ECLI:NL:CRVB:2014:160
Centrale Raad van Beroep
- Hoger beroep
- Rechtspraak.nl
Terugvordering van onverschuldigd betaalde WW-uitkering en de voorwaarden voor netto terugbetaling
In deze zaak heeft de Centrale Raad van Beroep op 22 januari 2014 uitspraak gedaan in hoger beroep tegen een eerdere beslissing van de rechtbank Amsterdam. De appellante had een WW-uitkering ontvangen, maar het Uitvoeringsinstituut werknemersverzekeringen (Uwv) heeft deze uitkering over een bepaalde periode ingetrokken en een bruto terugvordering van € 12.881,52 ingesteld. De rechtbank had het beroep van appellante tegen dit besluit ongegrond verklaard, wat leidde tot het hoger beroep.
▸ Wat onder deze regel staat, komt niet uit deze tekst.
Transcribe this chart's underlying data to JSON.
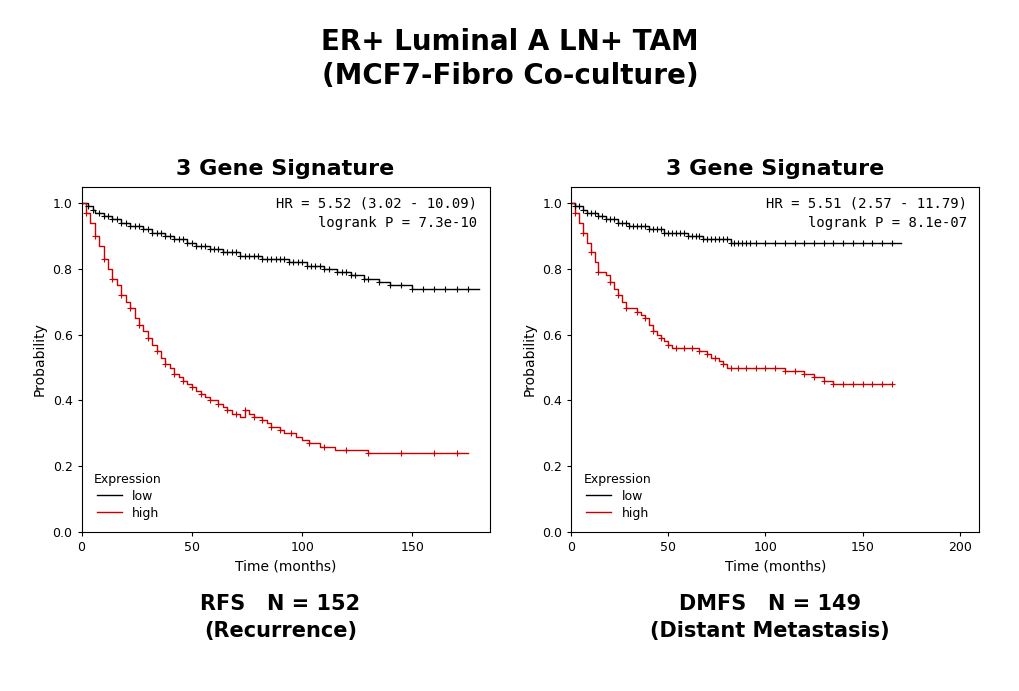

De Raad oordeelde dat appellante niet voldeed aan de voorwaarden voor netto terugbetaling van de onverschuldigd betaalde uitkering. De appellante had te laat gereageerd op de ten onrechte ontvangen betalingen en had niet binnen een redelijke termijn aangegeven dat zij het bedrag niet wilde behouden. De Raad bevestigde dat het Uwv in overeenstemming met zijn beleid had gehandeld door het bedrag bruto terug te vorderen, aangezien de appellante niet tijdig had gereageerd op de uitbetaling van de WW-uitkering na haar werkhervatting.
De Raad benadrukte dat het niet controleren van bankafschriften voor risico van appellante komt en dat haar argumenten over tijdige melding van werkhervatting niet voldoende waren om het beleid van het Uwv te weerleggen. De uitspraak van de rechtbank werd bevestigd, en het verzoek om schadevergoeding werd afgewezen. De uitspraak onderstreept het belang van tijdige communicatie en controle door uitkeringsgerechtigden met betrekking tot hun uitkeringen.